There are many designs that could be considered Repeated Measures design, and they all have one key feature: you measure the outcome variable for each subject on several occasions, treatments, or locations.

Understanding this design is important for avoiding analysis mistakes. For example, you can’t treat multiple observations on the same subject as independent observations.

### Example

Suppose that you recruit 10 subjects for an athletic training experiment. Each subject runs a mile on three separate occasions, and your outcome of interest is run time. So you have 30 measures of the outcome variable in your data set.

Ignoring the fact that three run time measures come from each subject would treat the data as coming from 30 different subjects! This artificially inflates sample size and artificially minimizes standard errors for treatment effects. In turn, this would deflate p values.

### How to Design a Repeated Measures Study

Let’s look at one version of a repeated measures study—one in which we want to compare two treatment groups over time. To measure the effects of a treatment over time, start by assigning the subjects randomly to treatment or control groups. You do this the same as if you were measuring outcomes only one time each.

Also, you might want to measure things about the subjects that could affect the outcome. These would be included as covariates in the statistical analysis. It is important to keep in mind that some of these covariates may stay the same and some may change over time.

The ones that stay the same are measured once per subject. The ones that change are measured at multiple occasions for the same subject.

After assigning runners to different training regimens, decide if you should account for other variables that might impact mile run time. For example, gender and age might affect the time to run a mile. Humidity might also affect the time to run a mile.

Note that the first two variables are associated with the runner and will stay the same over the course of training. Humidity will change from one occasion to the next.
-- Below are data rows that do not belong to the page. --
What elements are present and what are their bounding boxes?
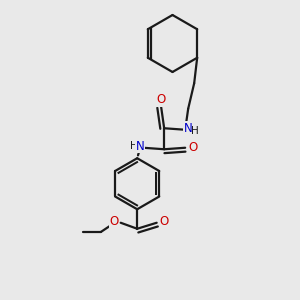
Text: O: O	[160, 215, 169, 228]
Text: O: O	[110, 215, 119, 228]
Text: N: N	[136, 140, 145, 153]
Text: O: O	[188, 141, 197, 154]
Text: H: H	[191, 126, 199, 136]
Text: N: N	[184, 122, 193, 135]
Text: H: H	[130, 141, 137, 151]
Text: O: O	[157, 93, 166, 106]
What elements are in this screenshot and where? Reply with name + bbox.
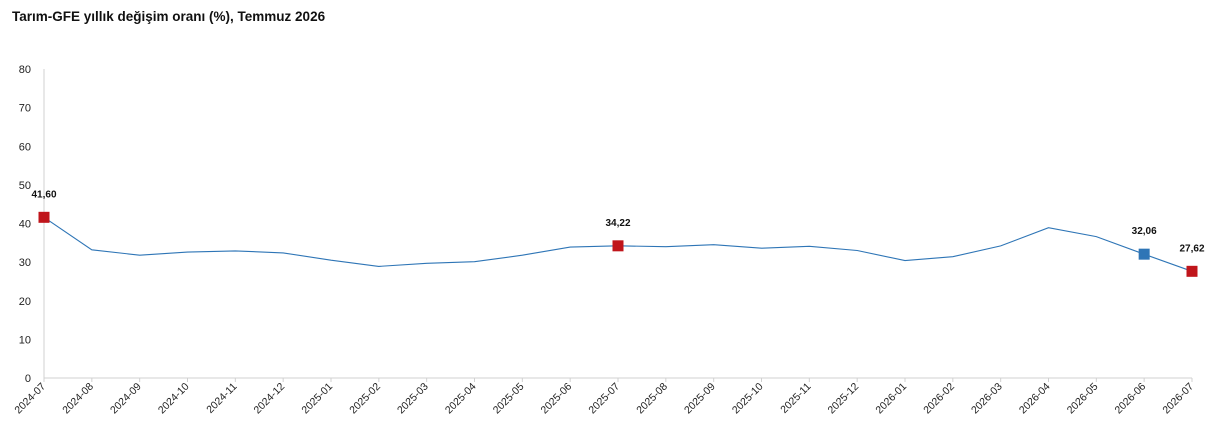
x-tick-label: 2025-02 <box>347 381 383 417</box>
x-tick-label: 2025-11 <box>778 381 813 416</box>
x-tick-label: 2024-07 <box>12 381 48 417</box>
data-point-marker <box>38 211 50 223</box>
y-tick-label: 50 <box>19 180 31 192</box>
data-labels: 41,60 34,22 32,06 27,62 <box>31 189 1204 254</box>
data-point-marker <box>612 240 624 252</box>
x-tick-label: 2025-05 <box>491 381 527 417</box>
x-axis-ticks: 2024-07 2024-08 2024-09 2024-10 2024-11 2024-… <box>12 378 1196 416</box>
x-tick-label: 2025-07 <box>586 381 622 417</box>
x-tick-label: 2025-09 <box>682 381 718 417</box>
y-axis-ticks: 0 10 20 30 40 50 60 70 80 <box>19 64 31 385</box>
chart-title: Tarım-GFE yıllık değişim oranı (%), Temm… <box>12 9 326 24</box>
x-tick-label: 2026-02 <box>921 381 957 417</box>
x-tick-label: 2025-04 <box>443 381 479 417</box>
y-tick-label: 60 <box>19 141 31 153</box>
y-tick-label: 70 <box>19 103 31 115</box>
y-tick-label: 80 <box>19 64 31 76</box>
data-label: 27,62 <box>1179 243 1204 254</box>
x-tick-label: 2024-09 <box>108 381 144 417</box>
x-tick-label: 2026-07 <box>1160 381 1196 417</box>
y-tick-label: 10 <box>19 334 31 346</box>
data-point-marker <box>1138 248 1150 260</box>
x-tick-label: 2026-04 <box>1017 381 1053 417</box>
x-tick-label: 2025-01 <box>299 381 335 417</box>
y-tick-label: 30 <box>19 257 31 269</box>
x-tick-label: 2025-10 <box>730 381 766 417</box>
y-tick-label: 40 <box>19 219 31 231</box>
x-tick-label: 2025-08 <box>634 381 670 417</box>
highlight-markers <box>38 211 1198 277</box>
x-tick-label: 2026-05 <box>1065 381 1101 417</box>
data-label: 41,60 <box>31 189 56 200</box>
y-tick-label: 0 <box>25 373 31 385</box>
x-tick-label: 2025-03 <box>395 381 431 417</box>
x-tick-label: 2024-10 <box>156 381 192 417</box>
data-label: 34,22 <box>605 218 630 229</box>
y-tick-label: 20 <box>19 296 31 308</box>
x-tick-label: 2025-06 <box>539 381 575 417</box>
x-tick-label: 2024-12 <box>252 381 288 417</box>
data-label: 32,06 <box>1132 226 1157 237</box>
x-tick-label: 2025-12 <box>826 381 862 417</box>
data-point-marker <box>1186 265 1198 277</box>
x-tick-label: 2024-11 <box>204 381 239 416</box>
x-tick-label: 2026-06 <box>1113 381 1149 417</box>
x-tick-label: 2026-03 <box>969 381 1005 417</box>
x-tick-label: 2024-08 <box>60 381 96 417</box>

After the experiment, your data set will include multiple observations from each subject. Each observation will include the following information:

• A way to identify the runner within the data
• The time point of the observation
• Variables measured once per subject like gender and age
• Variables measured on each occasion per subject like humidity
• The outcome variable, run time, which is measured on each occasion per subject.

### How to Analyze Repeated Measures Data

A common choice for analyzing repeated measures designs is the repeated measures analysis of variance (ANOVA). This works well in limited situations. For example, if there are occasion specific variables (like humidity) and the only thing that varies from one time to the next is the outcome of interest, ANOVA might be okay. However, the ANOVA model has very specific assumptions that are often not met in real data.

An option that works better in a lot more situations is the marginal model. With marginal models, you can specify the type of correlation that exists among outcome measurements from the same subject. For example, this model can adjust for some runners being generally faster than others.

It can also adjust if times for runs that take place closer together are more similar than for runs that are further apart. Occasion-specific variables, like humidity, are also easily accounted for.

In the marginal model, time can be treated as numeric or categorical. ANOVA can only treat time as categorical. A final advantage of this approach is that it can accommodate missing time points for a single subject- something ANOVA cannot do.